Eerder werd al bekend dat de bewindsman creditcardmaatschappijen wil verbieden om transacties tussen buitenlandse goksites en Nederlandse klanten uit te voeren. Ook denkt de bewindsman aan het blokkeren van goksites door isp's. Het Openbaar Ministerie heeft al laten weten dat de wet ruimte biedt om financiële dienstverleners en internetproviders aan te klagen als zij hun verantwoordelijkheid niet nemen, aldus Hirsch Ballin in zijn brief.

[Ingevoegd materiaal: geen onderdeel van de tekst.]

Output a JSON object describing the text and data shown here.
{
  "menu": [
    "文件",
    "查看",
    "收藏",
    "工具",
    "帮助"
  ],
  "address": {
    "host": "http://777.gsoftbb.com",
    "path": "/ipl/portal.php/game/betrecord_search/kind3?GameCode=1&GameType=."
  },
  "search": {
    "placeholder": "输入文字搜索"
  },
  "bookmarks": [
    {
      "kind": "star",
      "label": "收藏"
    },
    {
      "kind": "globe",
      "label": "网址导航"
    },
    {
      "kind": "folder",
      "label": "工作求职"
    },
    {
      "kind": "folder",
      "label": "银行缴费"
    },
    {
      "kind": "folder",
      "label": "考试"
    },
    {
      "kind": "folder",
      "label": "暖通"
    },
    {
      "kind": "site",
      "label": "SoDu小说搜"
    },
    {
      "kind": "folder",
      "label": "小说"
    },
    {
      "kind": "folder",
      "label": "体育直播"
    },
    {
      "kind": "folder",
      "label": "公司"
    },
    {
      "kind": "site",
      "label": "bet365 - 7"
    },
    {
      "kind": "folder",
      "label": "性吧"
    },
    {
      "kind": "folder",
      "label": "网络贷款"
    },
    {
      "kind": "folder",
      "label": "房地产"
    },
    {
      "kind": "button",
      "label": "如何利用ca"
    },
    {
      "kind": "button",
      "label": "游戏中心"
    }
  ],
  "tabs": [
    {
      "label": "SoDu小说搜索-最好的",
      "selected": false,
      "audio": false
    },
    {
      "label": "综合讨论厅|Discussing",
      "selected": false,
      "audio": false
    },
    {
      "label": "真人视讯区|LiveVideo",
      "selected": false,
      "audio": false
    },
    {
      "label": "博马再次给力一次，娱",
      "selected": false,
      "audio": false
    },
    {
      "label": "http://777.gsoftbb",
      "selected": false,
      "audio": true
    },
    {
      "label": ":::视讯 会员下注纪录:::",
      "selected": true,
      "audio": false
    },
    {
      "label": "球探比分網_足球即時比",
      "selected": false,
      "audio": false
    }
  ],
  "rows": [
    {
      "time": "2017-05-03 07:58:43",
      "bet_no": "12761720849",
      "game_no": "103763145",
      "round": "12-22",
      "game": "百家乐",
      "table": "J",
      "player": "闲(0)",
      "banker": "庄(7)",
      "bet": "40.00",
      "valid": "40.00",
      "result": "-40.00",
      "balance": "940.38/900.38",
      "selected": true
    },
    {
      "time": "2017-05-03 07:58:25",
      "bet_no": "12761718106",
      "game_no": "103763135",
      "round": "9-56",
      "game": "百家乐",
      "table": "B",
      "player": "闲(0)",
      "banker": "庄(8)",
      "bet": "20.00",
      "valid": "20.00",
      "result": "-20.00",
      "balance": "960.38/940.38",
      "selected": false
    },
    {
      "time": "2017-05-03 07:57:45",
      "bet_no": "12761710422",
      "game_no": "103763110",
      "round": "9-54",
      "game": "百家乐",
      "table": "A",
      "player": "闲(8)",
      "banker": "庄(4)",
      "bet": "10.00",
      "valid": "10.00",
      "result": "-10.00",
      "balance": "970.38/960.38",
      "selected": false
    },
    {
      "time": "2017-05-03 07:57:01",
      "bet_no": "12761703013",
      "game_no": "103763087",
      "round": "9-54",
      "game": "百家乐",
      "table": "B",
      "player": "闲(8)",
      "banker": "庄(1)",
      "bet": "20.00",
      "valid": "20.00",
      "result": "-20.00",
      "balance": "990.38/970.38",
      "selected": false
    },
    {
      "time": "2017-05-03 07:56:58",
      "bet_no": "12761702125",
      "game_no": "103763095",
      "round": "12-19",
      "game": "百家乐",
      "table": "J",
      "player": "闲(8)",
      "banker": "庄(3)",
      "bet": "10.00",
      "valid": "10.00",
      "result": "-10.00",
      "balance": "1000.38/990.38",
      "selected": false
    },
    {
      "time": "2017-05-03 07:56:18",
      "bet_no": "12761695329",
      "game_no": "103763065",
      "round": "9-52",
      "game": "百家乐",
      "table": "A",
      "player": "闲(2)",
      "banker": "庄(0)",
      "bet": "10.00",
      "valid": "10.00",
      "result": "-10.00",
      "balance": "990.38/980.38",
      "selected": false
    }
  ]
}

Volgens het voorstel voor de internetgokproef dienen kandidaatgokkers zich persoonlijk bij een vergunninghouder zoals Holland Casino te identificeren, zodat de identiteit en de leeftijd van de gokker kunnen worden geverifiëerd. Dit is onder andere nodig omdat aan personen tussen de 18 en de 23 jaar een speellimiet van honderd euro per week wordt opgelegd.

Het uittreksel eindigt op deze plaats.